Quem acompanha as notícias do mundo dos games já deve ter ouvido falar que um grupo de hackers conseguiu quebrar a segurança do Wii e executar pequenos trechos de código. O feito envolve a modificação de um savegame do jogo “The Legend of Zelda: Twilight Princess” e não é nada fácil: para ser aceito pelo jogo, o savegame tem de ser digitalmente assinado com três chaves diferentes. Uma delas é única para cada console.
Mas todos os esforços para “quebrar” a proteção de um console começam assim, bem pequenos. O primeiro “hack” para o PSP envolvia carregar uma imagem .TIFF especialmente preparada, que causava um buffer overflow e permitia a execução de código. A Sony contra-atacou, o jogo de gato e rato começou, os hackers passaram í frente… e hoje há firmwares “customizados” com paridade de versão com o original (ex: Sony lança o 3.90, hackers lançam seu 3.90 poucas horas depois), todos os recursos oficiais e mais alguns extras (como a capacidade de rodar jogos de PS1 “ripados” de seus CDs originais) e até mesmo atualização online. Aliás, num ato irônico, este recurso usa ferramentas da própria Sony “cooptadas” a baixar a versão alternativa. Resumindo: é como o estouro de uma represa, que começa com uma rachadura e um filete de água no ponto mais fraco, que vai crescendo até que tudo vem abaixo.
O Wii já foi parcialmente “hackeado”. Há modchips que permitem a execução de cópias dos jogos originais, gravadas em DVD-R, e é possível executar uma ampla gama de programas como emuladores e media players originalmente escritos para o GameCube.
O problema é exatamente este: no modo GameCube, os recursos mais interessantes do Wii, como os controles sensíveis ao movimento, rede sem fio, memória RAM extra e leitor de cartões SD, são desativados. Com isso, os desenvolvedores ainda não podem tirar proveito de todo o potencial do console. Um hack que permita executar código no modo nativo, com acesso a todos os recursos do hardware, pode abrir as portas para uma enxurrada de softwares inovadores ou, no mínimo, curiosos, quer a Nintendo queira ou não. Já há grupos, por exemplo, interessados e prontos para começar a adaptar o Linux para o console, assim que possível.

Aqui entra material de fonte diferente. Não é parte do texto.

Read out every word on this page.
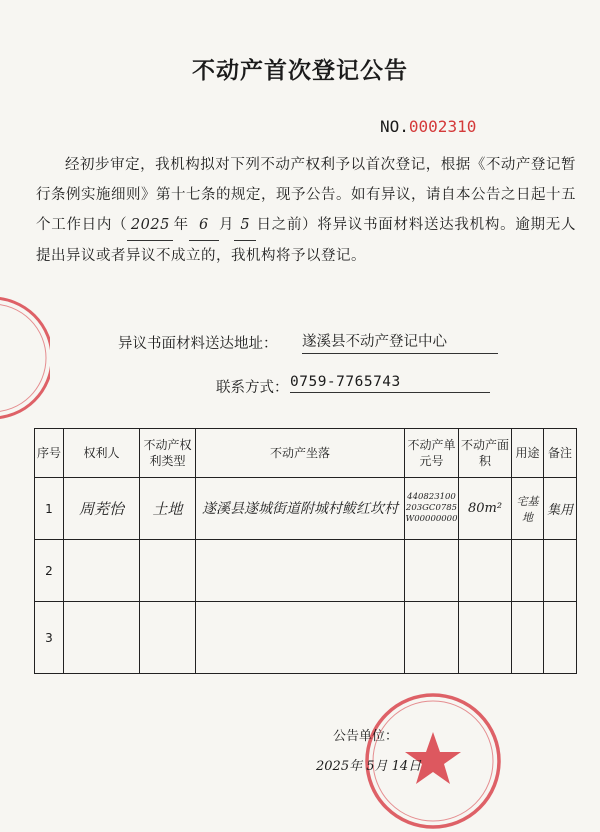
不动产首次登记公告
NO.0002310

经初步审定，我机构拟对下列不动产权利予以首次登记，根据《不动产登记暂行条例实施细则》第十七条的规定，现予公告。如有异议，请自本公告之日起十五个工作日内（ 2025 年 6 月 5 日之前）将异议书面材料送达我机构。逾期无人提出异议或者异议不成立的，我机构将予以登记。

异议书面材料送达地址： 遂溪县不动产登记中心
联系方式： 0759-7765743
序号	权利人	不动产权利类型	不动产坐落	不动产单元号	不动产面 积	用途	备注
1	周茺怡	土地	遂溪县遂城街道附城村鲅红坎村	440823100203GC0785W00000000	80m²	宅基地	集用
2							
3							
公告单位：
2025年 5月 14日
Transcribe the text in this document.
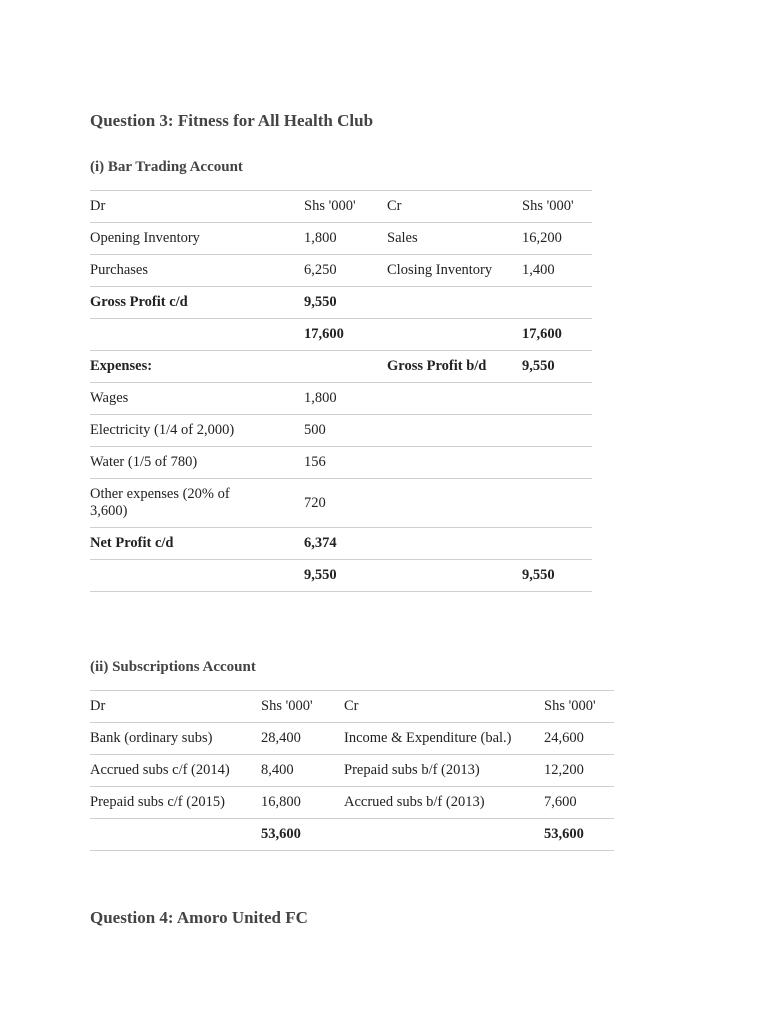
Question 3: Fitness for All Health Club
(i) Bar Trading Account
Dr	Shs '000'	Cr	Shs '000'
Opening Inventory	1,800	Sales	16,200
Purchases	6,250	Closing Inventory	1,400
Gross Profit c/d	9,550		
	17,600		17,600
Expenses:		Gross Profit b/d	9,550
Wages	1,800		
Electricity (1/4 of 2,000)	500		
Water (1/5 of 780)	156		
Other expenses (20% of 3,600)	720		
Net Profit c/d	6,374		
	9,550		9,550
(ii) Subscriptions Account
Dr	Shs '000'	Cr	Shs '000'
Bank (ordinary subs)	28,400	Income & Expenditure (bal.)	24,600
Accrued subs c/f (2014)	8,400	Prepaid subs b/f (2013)	12,200
Prepaid subs c/f (2015)	16,800	Accrued subs b/f (2013)	7,600
	53,600		53,600
Question 4: Amoro United FC
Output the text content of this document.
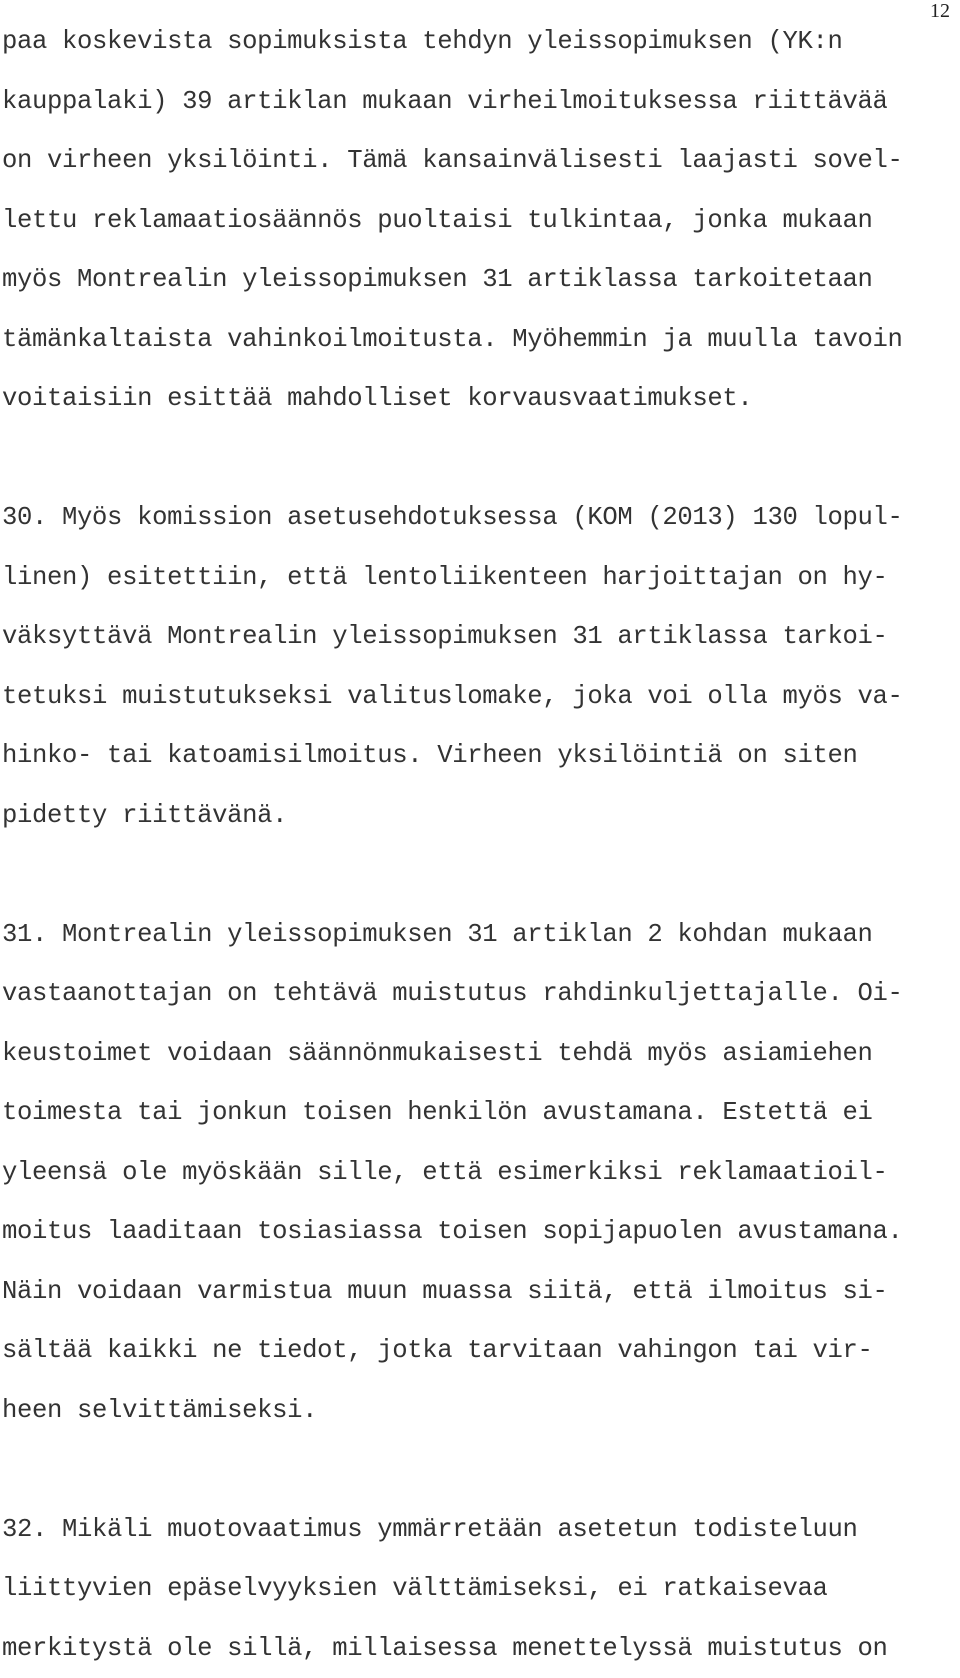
12
paa koskevista sopimuksista tehdyn yleissopimuksen (YK:n
kauppalaki) 39 artiklan mukaan virheilmoituksessa riittävää
on virheen yksilöinti. Tämä kansainvälisesti laajasti sovel-
lettu reklamaatiosäännös puoltaisi tulkintaa, jonka mukaan
myös Montrealin yleissopimuksen 31 artiklassa tarkoitetaan
tämänkaltaista vahinkoilmoitusta. Myöhemmin ja muulla tavoin
voitaisiin esittää mahdolliset korvausvaatimukset.
30. Myös komission asetusehdotuksessa (KOM (2013) 130 lopul-
linen) esitettiin, että lentoliikenteen harjoittajan on hy-
väksyttävä Montrealin yleissopimuksen 31 artiklassa tarkoi-
tetuksi muistutukseksi valituslomake, joka voi olla myös va-
hinko- tai katoamisilmoitus. Virheen yksilöintiä on siten
pidetty riittävänä.
31. Montrealin yleissopimuksen 31 artiklan 2 kohdan mukaan
vastaanottajan on tehtävä muistutus rahdinkuljettajalle. Oi-
keustoimet voidaan säännönmukaisesti tehdä myös asiamiehen
toimesta tai jonkun toisen henkilön avustamana. Estettä ei
yleensä ole myöskään sille, että esimerkiksi reklamaatioil-
moitus laaditaan tosiasiassa toisen sopijapuolen avustamana.
Näin voidaan varmistua muun muassa siitä, että ilmoitus si-
sältää kaikki ne tiedot, jotka tarvitaan vahingon tai vir-
heen selvittämiseksi.
32. Mikäli muotovaatimus ymmärretään asetetun todisteluun
liittyvien epäselvyyksien välttämiseksi, ei ratkaisevaa
merkitystä ole sillä, millaisessa menettelyssä muistutus on
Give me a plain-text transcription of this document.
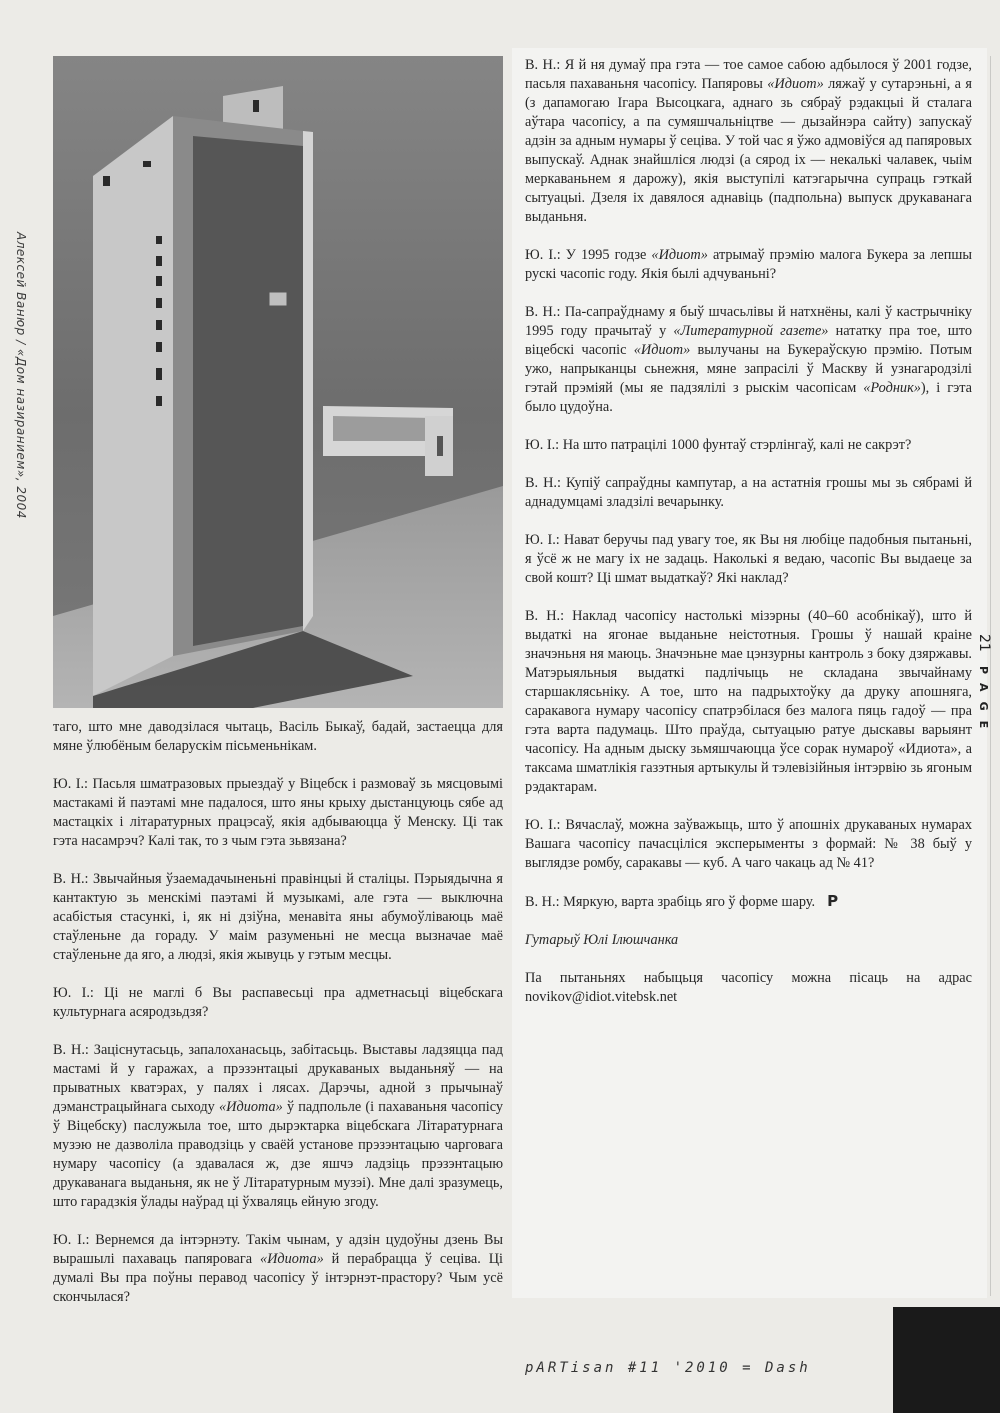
Алексей Ванюр / «Дом назиранием», 2004

таго, што мне даводзілася чытаць, Васіль Быкаў, бадай, застаецца для мяне ўлюбёным беларускім пісьменьнікам.

Ю. І.: Пасьля шматразовых прыездаў у Віцебск і размоваў зь мясцовымі мастакамі й паэтамі мне падалося, што яны крыху дыстанцуюць сябе ад мастацкіх і літаратурных працэсаў, якія адбываюцца ў Менску. Ці так гэта насамрэч? Калі так, то з чым гэта зьвязана?

В. Н.: Звычайныя ўзаемадачыненьні правінцыі й сталіцы. Пэрыядычна я кантактую зь менскімі паэтамі й музыкамі, але гэта — выключна асабістыя стасункі, і, як ні дзіўна, менавіта яны абумоўліваюць маё стаўленьне да гораду. У маім разуменьні не месца вызначае маё стаўленьне да яго, а людзі, якія жывуць у гэтым месцы.

Ю. І.: Ці не маглі б Вы распавесьці пра адметнасьці віцебскага культурнага асяродзьдзя?

В. Н.: Зацiснутасьць, запалоханасьць, забітасьць. Выставы ладзяцца пад мастамі й у гаражах, а прэзэнтацыі друкаваных выданьняў — на прыватных кватэрах, у палях і лясах. Дарэчы, адной з прычынаў дэманстрацыйнага сыходу «Идиота» ў падпольле (і пахаваньня часопісу ў Віцебску) паслужыла тое, што дырэктарка віцебскага Літаратурнага музэю не дазволіла праводзіць у сваёй установе прэзэнтацыю чарговага нумару часопісу (а здавалася ж, дзе яшчэ ладзіць прэзэнтацыю друкаванага выданьня, як не ў Літаратурным музэі). Мне далі зразумець, што гарадзкія ўлады наўрад ці ўхваляць ейную згоду.

Ю. І.: Вернемся да інтэрнэту. Такім чынам, у адзін цудоўны дзень Вы вырашылі пахаваць папяровага «Идиота» й перабрацца ў сеціва. Ці думалі Вы пра поўны перавод часопісу ў інтэрнэт-прастору? Чым усё скончылася?

В. Н.: Я й ня думаў пра гэта — тое самое сабою адбылося ў 2001 годзе, пасьля пахаваньня часопісу. Папяровы «Идиот» ляжаў у сутарэньні, а я (з дапамогаю Ігара Высоцкага, аднаго зь сябраў рэдакцыі й сталага аўтара часопісу, а па сумяшчальніцтве — дызайнэра сайту) запускаў адзін за адным нумары ў сеціва. У той час я ўжо адмовіўся ад папяровых выпускаў. Аднак знайшліся людзі (а сярод іх — некалькі чалавек, чыім меркаваньнем я дарожу), якія выступілі катэгарычна супраць гэткай сытуацыі. Дзеля іх давялося аднавіць (падпольна) выпуск друкаванага выданьня.

Ю. І.: У 1995 годзе «Идиот» атрымаў прэмію малога Букера за лепшы рускі часопіс году. Якія былі адчуваньні?

В. Н.: Па-сапраўднаму я быў шчасьлівы й натхнёны, калі ў кастрычніку 1995 году прачытаў у «Литературной газете» нататку пра тое, што віцебскі часопіс «Идиот» вылучаны на Букераўскую прэмію. Потым ужо, напрыканцы сьнежня, мяне запрасілі ў Маскву й узнагародзілі гэтай прэміяй (мы яе падзялілі з рыскім часопісам «Родник»), і гэта было цудоўна.

Ю. І.: На што патрацілі 1000 фунтаў стэрлінгаў, калі не сакрэт?

В. Н.: Купіў сапраўдны кампутар, а на астатнія грошы мы зь сябрамі й аднадумцамі зладзілі вечарынку.

Ю. І.: Нават беручы пад увагу тое, як Вы ня любіце падобныя пытаньні, я ўсё ж не магу іх не задаць. Наколькі я ведаю, часопіс Вы выдаеце за свой кошт? Ці шмат выдаткаў? Які наклад?

В. Н.: Наклад часопісу настолькі мізэрны (40–60 асобнікаў), што й выдаткі на ягонае выданьне нeістотныя. Грошы ў нашай краіне значэньня ня маюць. Значэньне мае цэнзурны кантроль з боку дзяржавы. Матэрыяльныя выдаткі падлічыць не складана звычайнаму старшаклясьніку. А тое, што на падрыхтоўку да друку апошняга, саракавога нумару часопісу спатрэбілася без малога пяць гадоў — пра гэта варта падумаць. Што праўда, сытуацыю ратуе дыскавы варыянт часопісу. На адным дыску зьмяшчаюцца ўсе сорак нумароў «Идиота», а таксама шматлікія газэтныя артыкулы й тэлевізійныя інтэрвію зь ягоным рэдактарам.

Ю. І.: Вячаслаў, можна заўважыць, што ў апошніх друкаваных нумарах Вашага часопісу пачаcціліся эксперыменты з формай: № 38 быў у выглядзе ромбу, саракавы — куб. А чаго чакаць ад № 41?

В. Н.: Мяркую, варта зрабіць яго ў форме шару. P

Гутарыў Юлі Ілюшчанка

Па пытаньнях набыцьця часопісу можна пісаць на адрас novikov@idiot.vitebsk.net

21
PAGE
pARTisan #11 '2010 = Dash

O site australiano Atomic, especializado em computação de alto desempenho, publicou uma entrevista muito interessante com Bushing, um dos hackers envolvidos na “quebra” do Wii. A conversa é longa, são quatro páginas, mas é cheia de “insights” que mostram como funciona o processo, as dificuldades e surpresas encontradas no caminho e perspectivas futuras.
Por exemplo, o texto menciona como, após conseguir as chaves de criptografia de um console, decodificar um DVD com um jogo e pôr as mãos nos arquivos correspondentes ao firmware com o sistema operacional, os hackers tiveram uma bela surpresa: ao desassemblar o código, descobriram que não era um programa para um processador PowerPC, como o Broadway usado no Wii. O programa era para processadores ARM.
E o Wii não tem um processador ARM em lugar nenhum da placa. Fuçando mais um pouco, os hackers o encontraram: ele fica embutido dentro do chipset de vídeo, chamado Hollywood. A Nintendo o escondeu, para dificultar a engenharia reversa do console. O chip, apelidado de Starlet (“estrela”, porque fica em Hollywood), controla toda a comunicação entre a CPU e a memória, acesso í s chaves e restrições no acesso ao hardware no modo GameCube, entre outras coisas.
A entrevista é um pouco técnica, mas vale o esforço de leitura. É raro poder dar uma “espiadinha” dessas no modo de funcionamento de alguém que, acima de tudo, não resiste a um desafio.